McHarris, with the Black Feminist Fund, thinks the recommendations encourage grant makers to break some of what she calls the unwritten rules in philanthropy.
“There are lots of rules in philanthropy and lots of rules around fundraising that actually don’t work and don’t serve the broader goals that the folks who give the money say they want,” she says. She describes these rules as limits on how much money grant makers will give to small nonprofits believing incorrectly that they aren’t able to manage grants well and refusing to give smaller groups multi-year grants. McHarris says adopting the report’s recommendations would make a big difference. “It would give them a level of funding that looks like we want them to win.”
Johnson Cooper hopes more donors will partner with educational institutions to provide training within the grants they give to organizations. Primarily her hope is that the report is of use to grant makers.
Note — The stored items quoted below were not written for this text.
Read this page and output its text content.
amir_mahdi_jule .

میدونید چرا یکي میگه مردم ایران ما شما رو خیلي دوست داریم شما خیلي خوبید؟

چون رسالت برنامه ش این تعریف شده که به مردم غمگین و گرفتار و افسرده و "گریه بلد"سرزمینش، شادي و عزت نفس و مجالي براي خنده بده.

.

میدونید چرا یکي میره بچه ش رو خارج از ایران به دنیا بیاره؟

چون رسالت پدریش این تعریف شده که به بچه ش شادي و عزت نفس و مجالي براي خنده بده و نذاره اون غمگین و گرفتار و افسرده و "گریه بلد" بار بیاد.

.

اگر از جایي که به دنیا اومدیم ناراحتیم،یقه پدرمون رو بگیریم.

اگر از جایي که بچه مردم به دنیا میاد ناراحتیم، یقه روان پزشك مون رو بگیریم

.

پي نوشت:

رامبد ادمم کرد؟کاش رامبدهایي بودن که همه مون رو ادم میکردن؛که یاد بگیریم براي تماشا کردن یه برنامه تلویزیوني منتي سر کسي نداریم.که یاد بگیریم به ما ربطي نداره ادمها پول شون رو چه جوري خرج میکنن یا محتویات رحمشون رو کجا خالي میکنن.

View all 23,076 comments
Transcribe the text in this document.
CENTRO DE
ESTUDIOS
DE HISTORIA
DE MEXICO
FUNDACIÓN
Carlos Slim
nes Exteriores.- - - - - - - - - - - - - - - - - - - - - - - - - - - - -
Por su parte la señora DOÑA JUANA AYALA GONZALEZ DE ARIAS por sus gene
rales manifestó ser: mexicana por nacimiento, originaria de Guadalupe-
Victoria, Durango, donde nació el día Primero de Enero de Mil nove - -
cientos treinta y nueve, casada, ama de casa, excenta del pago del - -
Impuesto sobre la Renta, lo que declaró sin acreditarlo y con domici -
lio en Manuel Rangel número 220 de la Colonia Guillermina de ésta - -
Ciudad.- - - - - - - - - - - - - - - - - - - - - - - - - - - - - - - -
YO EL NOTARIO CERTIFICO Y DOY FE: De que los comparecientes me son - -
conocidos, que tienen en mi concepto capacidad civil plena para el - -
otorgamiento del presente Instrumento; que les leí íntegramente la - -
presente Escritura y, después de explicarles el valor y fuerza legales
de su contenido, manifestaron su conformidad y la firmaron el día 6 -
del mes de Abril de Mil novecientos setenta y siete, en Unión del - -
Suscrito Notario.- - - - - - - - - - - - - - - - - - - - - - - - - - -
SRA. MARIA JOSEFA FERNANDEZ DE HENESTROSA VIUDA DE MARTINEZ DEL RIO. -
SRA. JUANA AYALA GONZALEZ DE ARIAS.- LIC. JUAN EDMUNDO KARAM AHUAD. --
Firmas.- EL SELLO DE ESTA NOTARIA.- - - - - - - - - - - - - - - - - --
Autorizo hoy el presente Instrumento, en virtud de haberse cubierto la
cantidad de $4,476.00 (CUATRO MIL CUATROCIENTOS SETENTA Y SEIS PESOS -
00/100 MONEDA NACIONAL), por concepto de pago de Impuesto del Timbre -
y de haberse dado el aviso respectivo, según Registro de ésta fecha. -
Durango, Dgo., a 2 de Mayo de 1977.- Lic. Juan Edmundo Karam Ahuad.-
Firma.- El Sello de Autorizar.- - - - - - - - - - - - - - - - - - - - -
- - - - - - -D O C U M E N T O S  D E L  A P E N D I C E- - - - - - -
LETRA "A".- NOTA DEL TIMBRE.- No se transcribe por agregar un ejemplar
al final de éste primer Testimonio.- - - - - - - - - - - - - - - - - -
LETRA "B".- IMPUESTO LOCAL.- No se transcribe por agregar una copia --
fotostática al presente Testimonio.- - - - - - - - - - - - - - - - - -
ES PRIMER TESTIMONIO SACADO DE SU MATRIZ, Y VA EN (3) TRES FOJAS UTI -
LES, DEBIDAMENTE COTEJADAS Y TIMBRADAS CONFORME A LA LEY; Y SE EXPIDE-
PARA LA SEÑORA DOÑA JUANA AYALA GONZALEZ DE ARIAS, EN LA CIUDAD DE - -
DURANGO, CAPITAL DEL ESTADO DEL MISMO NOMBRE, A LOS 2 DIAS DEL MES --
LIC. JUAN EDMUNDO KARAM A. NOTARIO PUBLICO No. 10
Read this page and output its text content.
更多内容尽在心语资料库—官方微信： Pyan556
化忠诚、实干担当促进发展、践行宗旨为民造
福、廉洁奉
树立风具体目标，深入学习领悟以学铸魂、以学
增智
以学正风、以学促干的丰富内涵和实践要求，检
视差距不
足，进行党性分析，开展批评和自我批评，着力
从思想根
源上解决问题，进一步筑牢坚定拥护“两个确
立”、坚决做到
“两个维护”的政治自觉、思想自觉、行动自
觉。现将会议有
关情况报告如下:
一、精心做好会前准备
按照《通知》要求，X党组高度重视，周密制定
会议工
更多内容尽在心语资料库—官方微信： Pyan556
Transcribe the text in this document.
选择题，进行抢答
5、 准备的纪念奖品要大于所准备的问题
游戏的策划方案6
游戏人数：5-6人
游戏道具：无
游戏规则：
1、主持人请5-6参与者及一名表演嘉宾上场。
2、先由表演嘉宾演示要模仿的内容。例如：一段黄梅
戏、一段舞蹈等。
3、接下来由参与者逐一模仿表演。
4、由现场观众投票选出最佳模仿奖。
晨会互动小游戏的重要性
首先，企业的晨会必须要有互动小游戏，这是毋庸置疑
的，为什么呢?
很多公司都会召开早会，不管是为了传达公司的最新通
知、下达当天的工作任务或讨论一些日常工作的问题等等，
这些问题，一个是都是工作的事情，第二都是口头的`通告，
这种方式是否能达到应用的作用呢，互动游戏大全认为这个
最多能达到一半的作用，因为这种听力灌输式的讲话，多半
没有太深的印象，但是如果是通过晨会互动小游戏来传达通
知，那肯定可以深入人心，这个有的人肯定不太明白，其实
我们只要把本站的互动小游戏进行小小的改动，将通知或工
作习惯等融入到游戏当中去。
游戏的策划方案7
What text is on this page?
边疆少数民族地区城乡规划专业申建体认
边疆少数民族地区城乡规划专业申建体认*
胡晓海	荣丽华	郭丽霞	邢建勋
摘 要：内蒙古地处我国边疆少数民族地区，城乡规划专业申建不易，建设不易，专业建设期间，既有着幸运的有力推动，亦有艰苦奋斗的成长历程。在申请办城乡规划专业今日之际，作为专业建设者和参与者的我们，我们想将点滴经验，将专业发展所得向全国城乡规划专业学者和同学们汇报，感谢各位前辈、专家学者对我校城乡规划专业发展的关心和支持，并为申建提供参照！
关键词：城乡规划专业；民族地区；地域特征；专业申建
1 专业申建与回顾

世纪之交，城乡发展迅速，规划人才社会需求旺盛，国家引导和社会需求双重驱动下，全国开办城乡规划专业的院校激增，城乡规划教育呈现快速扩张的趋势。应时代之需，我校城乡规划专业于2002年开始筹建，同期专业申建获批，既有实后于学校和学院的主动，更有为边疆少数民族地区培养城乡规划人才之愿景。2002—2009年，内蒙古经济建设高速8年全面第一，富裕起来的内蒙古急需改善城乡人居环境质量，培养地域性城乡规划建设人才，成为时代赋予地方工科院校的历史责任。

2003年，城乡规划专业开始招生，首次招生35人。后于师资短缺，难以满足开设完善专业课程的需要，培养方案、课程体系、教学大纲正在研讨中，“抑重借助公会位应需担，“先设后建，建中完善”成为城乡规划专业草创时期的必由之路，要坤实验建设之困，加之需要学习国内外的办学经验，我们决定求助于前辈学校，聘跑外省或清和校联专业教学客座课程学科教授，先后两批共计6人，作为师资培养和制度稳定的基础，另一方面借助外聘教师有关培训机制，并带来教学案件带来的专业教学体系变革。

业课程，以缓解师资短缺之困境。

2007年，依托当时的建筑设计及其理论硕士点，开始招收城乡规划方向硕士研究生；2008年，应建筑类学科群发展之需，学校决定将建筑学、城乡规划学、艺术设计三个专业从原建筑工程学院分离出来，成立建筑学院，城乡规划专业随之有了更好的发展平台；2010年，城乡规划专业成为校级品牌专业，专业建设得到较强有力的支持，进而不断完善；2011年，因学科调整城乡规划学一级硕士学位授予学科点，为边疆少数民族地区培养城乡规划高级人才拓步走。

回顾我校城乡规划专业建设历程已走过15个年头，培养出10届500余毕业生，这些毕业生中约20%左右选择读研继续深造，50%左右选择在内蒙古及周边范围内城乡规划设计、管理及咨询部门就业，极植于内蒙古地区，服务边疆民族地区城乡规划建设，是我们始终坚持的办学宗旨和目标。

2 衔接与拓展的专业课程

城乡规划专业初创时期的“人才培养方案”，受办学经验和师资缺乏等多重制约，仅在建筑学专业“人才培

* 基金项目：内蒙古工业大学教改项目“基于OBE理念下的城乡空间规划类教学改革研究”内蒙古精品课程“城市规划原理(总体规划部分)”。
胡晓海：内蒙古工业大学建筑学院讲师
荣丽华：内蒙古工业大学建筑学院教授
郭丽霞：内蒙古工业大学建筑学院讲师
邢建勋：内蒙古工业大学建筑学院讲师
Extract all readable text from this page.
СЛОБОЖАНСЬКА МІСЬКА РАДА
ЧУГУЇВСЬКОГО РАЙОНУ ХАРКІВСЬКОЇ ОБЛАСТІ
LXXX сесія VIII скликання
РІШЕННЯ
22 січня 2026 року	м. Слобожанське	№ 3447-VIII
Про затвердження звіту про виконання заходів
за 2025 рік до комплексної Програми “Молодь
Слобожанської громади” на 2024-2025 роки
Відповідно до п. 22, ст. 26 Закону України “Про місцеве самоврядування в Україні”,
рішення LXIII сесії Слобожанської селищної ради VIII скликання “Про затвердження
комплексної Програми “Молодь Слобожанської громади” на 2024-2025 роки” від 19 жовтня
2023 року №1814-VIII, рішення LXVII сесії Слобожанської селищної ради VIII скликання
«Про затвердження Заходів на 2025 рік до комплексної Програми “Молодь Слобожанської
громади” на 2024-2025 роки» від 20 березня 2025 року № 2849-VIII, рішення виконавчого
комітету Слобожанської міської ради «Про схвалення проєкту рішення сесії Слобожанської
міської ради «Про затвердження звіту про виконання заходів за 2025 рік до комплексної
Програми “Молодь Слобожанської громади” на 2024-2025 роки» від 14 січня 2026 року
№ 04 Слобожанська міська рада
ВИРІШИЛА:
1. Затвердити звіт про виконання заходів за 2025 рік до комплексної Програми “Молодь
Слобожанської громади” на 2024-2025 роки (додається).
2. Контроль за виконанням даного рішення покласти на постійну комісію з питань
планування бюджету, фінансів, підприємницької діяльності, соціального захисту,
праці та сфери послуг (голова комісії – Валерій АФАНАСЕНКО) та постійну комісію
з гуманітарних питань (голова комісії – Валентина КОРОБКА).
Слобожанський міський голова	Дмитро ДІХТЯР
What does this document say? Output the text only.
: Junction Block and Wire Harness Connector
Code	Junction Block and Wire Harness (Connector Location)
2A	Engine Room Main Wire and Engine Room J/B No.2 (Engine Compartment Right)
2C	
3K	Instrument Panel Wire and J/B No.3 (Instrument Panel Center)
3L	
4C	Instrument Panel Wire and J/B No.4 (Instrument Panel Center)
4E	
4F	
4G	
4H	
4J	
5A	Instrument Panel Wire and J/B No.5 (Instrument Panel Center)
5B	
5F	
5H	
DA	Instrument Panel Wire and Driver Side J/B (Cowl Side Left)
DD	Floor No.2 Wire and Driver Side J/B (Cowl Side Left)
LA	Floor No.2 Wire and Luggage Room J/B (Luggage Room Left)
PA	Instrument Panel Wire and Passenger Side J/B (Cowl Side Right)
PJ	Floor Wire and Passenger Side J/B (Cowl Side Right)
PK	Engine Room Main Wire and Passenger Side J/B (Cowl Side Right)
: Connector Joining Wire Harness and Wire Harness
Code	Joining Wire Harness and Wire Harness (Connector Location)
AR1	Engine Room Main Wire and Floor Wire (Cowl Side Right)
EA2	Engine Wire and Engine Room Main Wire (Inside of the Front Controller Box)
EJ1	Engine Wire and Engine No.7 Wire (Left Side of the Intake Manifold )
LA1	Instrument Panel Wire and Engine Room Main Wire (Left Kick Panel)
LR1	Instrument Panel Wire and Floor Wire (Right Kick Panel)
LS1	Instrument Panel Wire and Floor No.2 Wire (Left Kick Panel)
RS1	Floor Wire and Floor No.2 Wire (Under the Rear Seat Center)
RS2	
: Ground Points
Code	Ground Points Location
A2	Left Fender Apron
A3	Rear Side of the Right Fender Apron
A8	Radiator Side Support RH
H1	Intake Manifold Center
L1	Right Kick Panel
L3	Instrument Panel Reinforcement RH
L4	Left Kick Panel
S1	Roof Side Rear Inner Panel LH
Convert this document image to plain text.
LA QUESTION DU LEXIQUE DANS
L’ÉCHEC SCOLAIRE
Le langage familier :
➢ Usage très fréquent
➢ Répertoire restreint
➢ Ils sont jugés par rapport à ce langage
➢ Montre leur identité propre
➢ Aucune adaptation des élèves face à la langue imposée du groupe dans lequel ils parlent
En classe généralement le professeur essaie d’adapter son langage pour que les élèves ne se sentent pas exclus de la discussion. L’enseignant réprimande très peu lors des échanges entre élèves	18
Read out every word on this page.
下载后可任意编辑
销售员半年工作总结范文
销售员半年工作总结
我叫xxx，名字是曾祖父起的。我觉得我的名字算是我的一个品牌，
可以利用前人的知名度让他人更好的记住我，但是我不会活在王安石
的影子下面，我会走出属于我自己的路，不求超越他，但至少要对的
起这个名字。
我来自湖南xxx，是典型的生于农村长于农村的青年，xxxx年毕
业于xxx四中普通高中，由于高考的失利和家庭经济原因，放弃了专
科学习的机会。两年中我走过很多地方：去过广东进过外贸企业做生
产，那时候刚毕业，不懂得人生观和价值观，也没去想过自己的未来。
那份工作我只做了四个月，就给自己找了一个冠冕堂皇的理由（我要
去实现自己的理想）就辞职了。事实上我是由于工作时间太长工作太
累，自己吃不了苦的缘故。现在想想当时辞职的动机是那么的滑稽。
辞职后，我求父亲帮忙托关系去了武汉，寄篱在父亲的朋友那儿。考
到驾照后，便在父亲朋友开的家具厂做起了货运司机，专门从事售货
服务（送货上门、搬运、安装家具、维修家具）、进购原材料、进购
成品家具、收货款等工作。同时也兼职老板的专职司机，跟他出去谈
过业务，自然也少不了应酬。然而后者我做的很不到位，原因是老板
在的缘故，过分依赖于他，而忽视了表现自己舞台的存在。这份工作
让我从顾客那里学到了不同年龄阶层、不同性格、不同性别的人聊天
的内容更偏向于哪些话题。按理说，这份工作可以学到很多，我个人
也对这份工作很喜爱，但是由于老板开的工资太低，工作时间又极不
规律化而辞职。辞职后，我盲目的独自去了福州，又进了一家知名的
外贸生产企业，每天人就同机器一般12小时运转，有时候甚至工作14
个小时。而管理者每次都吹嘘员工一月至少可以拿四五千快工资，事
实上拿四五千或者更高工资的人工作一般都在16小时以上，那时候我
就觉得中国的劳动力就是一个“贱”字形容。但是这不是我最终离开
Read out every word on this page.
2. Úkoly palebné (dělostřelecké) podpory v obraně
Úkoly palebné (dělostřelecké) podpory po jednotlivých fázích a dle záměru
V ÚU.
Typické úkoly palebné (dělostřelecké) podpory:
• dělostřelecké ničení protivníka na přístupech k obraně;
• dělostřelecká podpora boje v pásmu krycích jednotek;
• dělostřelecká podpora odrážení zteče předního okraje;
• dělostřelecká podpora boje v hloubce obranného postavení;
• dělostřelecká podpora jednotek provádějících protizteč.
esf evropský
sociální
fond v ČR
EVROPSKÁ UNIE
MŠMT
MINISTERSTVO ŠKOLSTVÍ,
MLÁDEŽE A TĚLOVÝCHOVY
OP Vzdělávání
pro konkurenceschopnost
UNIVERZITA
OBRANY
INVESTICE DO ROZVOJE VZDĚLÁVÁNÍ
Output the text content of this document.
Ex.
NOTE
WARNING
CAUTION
“This problem was not created overnight so it won’t be solved overnight,” Johnson Cooper says. “My hope in six months to year is that at least one or two handfuls of funders can say, ‘This has really helped open my eyes. We are a community foundation, and we are going to be intentional about outreach to the Black-led, Black-benefiting organizations right here in our area.”
Darwent, at Philanthropy Together, recommends that Black-serving organizations use the data when they reach out for funding support.
“This is an opportunity for Black-led organizations to take the report and to attach it to their funding applications and to really name the discriminatory practices that they face,” she says. “It’s no longer the case where we can hide behind not having the data. We have the data. Use it to show the gap and then reach out to a collaborative or other funders in your issue area and start building relationships.”